I'm not saying Mathis was not good, just not great. '98 was a good year. Run heavy with a good verticle pass attack in which both he and Tony Martin broke over 1,00 Yards. 99 Was not a run heavy year at all (373 Carries to 509 pass attempts), but MAthis was far and away the most productive guy. He was a good player, but its not as if we let Jerry rice in his prime walk. This was a guy that had a Few good seasons, in mostly pass oriented offenses. '97 and '98 were the only close to balenced years, while the rest of the 94-99 years pass attempts out paces rushes by a great deal.
If I'm not mistaken '99 was the year Jamal Anderson injured his knee and was out for the season. Obviously the falcons passed more that season. Mathis will make no one forget about Jerry Rice.
Haha, Terance Mathis. It's how I became close friends with my rabid Jets fan friend, Vinnie. "Guy goes to Atlanta, he's bound for stardom." :lol:
We did get Don Maynard as a reject and he turned out pretty good. Wasnt Unitas a free agent? And how many teams passed on Marino and Joe Montana before they were drafted? How do you think Atlanta feels about dealing Farve? Or Indy feels about dealing Elway? Or maybe how does San Diego feel about dealing Eli? Every team screws the pooch from time to time. Maybe we will be laughing at Cleveland for dealing us Sanchez?????
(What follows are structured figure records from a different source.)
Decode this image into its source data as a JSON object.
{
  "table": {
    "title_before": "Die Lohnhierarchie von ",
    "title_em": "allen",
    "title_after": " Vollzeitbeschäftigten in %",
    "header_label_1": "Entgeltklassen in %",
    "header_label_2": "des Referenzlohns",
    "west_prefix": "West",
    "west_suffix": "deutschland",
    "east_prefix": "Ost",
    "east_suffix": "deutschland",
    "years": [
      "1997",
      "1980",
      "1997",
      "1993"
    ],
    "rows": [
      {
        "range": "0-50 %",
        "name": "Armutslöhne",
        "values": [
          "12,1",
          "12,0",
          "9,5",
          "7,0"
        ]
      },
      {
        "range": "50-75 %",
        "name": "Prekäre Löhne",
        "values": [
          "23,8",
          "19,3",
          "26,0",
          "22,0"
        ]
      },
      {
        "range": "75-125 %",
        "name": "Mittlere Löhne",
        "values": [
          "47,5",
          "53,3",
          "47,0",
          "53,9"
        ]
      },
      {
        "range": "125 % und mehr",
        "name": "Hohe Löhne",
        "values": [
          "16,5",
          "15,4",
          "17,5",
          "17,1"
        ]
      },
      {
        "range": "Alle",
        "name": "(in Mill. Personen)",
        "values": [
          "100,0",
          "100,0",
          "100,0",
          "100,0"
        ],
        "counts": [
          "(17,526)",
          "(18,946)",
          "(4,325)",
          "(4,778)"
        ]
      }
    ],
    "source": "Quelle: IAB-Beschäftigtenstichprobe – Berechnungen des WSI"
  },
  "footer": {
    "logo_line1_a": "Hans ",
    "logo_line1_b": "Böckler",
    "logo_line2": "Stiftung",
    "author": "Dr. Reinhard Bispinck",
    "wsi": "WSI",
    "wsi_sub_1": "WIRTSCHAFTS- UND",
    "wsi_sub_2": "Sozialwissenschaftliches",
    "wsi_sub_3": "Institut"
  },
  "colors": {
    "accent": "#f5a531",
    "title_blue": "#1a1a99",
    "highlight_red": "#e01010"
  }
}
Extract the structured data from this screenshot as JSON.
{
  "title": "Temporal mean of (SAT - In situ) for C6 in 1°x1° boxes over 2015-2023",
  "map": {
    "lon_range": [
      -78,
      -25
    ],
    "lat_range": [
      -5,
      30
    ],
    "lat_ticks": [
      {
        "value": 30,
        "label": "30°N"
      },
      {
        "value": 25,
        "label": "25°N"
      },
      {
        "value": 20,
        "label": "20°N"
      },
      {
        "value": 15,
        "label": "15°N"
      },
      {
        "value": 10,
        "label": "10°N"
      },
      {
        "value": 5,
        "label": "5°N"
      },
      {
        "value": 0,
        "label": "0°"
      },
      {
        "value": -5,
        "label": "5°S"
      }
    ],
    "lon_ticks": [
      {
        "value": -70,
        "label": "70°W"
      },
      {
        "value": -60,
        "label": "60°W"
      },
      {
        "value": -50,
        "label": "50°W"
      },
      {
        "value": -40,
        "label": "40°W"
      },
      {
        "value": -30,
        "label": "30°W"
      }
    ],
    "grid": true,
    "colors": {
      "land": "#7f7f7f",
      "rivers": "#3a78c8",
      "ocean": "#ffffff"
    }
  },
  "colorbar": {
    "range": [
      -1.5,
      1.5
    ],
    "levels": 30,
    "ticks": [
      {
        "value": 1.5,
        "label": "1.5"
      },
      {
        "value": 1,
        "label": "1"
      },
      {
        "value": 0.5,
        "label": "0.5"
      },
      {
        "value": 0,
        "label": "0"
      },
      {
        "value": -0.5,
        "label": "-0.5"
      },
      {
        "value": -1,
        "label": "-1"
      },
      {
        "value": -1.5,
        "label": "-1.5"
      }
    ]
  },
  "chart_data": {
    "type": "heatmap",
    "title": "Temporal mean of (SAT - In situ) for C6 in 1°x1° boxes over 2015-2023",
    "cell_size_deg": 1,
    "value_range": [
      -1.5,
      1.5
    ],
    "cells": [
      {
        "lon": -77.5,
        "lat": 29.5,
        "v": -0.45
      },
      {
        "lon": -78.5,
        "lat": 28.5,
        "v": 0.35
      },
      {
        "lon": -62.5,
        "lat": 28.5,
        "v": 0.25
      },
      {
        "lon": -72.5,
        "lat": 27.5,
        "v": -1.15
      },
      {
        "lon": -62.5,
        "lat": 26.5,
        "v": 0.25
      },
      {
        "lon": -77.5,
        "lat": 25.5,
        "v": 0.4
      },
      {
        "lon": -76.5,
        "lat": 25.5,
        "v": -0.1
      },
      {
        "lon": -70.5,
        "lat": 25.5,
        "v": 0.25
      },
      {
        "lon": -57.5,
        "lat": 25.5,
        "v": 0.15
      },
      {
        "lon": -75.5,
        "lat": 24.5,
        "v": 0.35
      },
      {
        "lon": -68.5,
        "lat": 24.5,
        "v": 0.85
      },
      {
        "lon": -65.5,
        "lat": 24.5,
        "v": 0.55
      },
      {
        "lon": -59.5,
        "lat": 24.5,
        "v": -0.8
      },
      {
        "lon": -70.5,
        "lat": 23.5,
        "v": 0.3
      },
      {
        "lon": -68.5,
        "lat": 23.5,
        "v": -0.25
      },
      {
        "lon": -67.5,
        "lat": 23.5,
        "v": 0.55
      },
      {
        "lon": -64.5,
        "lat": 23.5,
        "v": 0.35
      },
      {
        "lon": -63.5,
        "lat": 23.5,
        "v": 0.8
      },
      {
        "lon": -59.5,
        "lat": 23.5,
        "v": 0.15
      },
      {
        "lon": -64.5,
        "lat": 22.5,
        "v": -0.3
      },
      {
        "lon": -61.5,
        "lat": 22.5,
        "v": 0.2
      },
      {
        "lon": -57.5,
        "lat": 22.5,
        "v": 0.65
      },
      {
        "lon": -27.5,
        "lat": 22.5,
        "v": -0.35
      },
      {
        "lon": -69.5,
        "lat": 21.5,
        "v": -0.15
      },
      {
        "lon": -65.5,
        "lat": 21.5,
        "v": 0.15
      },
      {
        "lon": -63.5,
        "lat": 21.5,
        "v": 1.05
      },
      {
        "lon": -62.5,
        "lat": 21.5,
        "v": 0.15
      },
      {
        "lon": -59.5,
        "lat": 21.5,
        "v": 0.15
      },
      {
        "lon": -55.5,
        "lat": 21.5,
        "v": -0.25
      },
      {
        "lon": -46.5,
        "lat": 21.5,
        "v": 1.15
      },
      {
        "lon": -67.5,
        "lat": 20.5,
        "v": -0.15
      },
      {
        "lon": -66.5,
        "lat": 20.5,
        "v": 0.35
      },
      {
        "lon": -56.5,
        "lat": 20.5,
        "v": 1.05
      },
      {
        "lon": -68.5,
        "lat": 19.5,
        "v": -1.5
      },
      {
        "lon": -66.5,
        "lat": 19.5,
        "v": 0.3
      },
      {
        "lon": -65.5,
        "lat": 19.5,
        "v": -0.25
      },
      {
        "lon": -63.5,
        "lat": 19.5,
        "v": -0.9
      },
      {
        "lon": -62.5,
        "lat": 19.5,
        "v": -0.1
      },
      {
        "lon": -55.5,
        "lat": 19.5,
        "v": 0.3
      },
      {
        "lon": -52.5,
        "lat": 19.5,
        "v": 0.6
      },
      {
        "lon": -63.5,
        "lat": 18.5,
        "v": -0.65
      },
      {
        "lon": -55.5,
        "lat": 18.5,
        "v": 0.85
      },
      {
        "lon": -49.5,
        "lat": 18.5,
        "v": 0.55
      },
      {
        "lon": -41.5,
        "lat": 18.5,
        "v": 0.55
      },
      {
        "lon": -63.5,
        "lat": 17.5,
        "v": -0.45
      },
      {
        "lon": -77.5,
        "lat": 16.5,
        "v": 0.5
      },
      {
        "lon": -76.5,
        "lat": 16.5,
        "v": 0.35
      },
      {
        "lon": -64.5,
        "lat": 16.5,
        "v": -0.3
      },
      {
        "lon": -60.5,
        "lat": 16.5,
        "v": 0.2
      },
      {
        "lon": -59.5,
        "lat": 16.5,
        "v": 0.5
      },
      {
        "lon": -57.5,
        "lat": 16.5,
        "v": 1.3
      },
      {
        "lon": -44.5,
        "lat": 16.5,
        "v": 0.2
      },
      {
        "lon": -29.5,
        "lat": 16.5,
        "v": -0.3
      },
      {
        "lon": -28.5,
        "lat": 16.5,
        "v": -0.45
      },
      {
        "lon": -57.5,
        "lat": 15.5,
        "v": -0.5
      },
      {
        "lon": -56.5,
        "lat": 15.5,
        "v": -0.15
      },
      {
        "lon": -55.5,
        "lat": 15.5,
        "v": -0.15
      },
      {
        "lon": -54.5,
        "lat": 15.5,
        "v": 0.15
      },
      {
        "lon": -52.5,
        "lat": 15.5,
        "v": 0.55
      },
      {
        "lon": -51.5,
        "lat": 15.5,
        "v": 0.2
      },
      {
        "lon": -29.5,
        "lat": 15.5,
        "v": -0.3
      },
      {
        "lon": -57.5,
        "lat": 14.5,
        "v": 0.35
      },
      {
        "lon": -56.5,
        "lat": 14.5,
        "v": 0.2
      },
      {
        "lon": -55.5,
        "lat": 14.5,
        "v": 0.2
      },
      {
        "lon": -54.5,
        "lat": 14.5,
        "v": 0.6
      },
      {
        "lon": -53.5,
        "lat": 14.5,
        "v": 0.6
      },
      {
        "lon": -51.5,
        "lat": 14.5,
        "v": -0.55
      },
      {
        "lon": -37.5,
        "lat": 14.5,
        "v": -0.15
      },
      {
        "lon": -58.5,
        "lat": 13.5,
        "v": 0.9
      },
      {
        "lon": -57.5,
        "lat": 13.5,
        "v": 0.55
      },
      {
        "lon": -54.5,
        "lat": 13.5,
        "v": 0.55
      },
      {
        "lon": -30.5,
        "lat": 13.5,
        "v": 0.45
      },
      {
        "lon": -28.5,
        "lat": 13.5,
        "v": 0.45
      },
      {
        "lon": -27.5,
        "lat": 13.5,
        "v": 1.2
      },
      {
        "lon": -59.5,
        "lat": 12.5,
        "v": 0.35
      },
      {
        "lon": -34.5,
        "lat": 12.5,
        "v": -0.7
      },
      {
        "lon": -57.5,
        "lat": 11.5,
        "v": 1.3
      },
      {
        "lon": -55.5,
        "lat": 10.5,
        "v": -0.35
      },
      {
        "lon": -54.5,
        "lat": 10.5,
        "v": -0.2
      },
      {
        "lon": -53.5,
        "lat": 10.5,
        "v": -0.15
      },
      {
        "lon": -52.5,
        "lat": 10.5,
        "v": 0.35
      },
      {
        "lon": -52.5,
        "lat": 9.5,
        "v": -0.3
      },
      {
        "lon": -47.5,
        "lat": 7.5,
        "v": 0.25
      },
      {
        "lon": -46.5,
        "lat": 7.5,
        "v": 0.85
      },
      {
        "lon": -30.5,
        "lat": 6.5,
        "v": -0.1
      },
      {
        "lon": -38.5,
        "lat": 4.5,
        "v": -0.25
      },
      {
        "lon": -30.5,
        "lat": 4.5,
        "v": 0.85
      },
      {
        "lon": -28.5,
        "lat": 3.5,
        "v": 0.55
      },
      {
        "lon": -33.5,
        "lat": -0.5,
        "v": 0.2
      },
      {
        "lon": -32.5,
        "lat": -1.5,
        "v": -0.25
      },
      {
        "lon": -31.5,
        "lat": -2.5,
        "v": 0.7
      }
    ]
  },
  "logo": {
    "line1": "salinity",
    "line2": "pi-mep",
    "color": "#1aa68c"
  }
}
My point exactly...thanks. I think it's kinda interesting/ironic or whatever that Chansi spent this off-season working extensively with Mathis to try and help him develop into a #2 wideout and not be limited/typecast as strictly a slot guy.
Neither one of you addressed the point that the stats quoted were comparing a #3 guy in Stuckey with a #4 receiver who was playing behind much better receivers than Stuckey has been. OF COURSE Mathis did not see more of the ball than he did. And he went to Atlanta and caught 111 balls in the next season. As I said, I don't see Stuckey doing that no matter where he plays.
The other thing to think about regarding Mathis is how changing one thing in the past can alter all kinds of history. For example, if we had Mathis as a productive #1 WR during the mid-90s, we'd still have been a bad team, maybe Chrebet never gets a chance to make the roster and maybe we don't draft Keyshawn with the #1 overall pick. In hindsight, the way things worked out was probably best, although again there were certainly a few years there where we saw him succeeding for Atlanta while we sucked and could have used him.
The Jets did not try to match the offer from the Steelers because our new DC loved Sam Cowart (who was comimg off a horrible knee injury).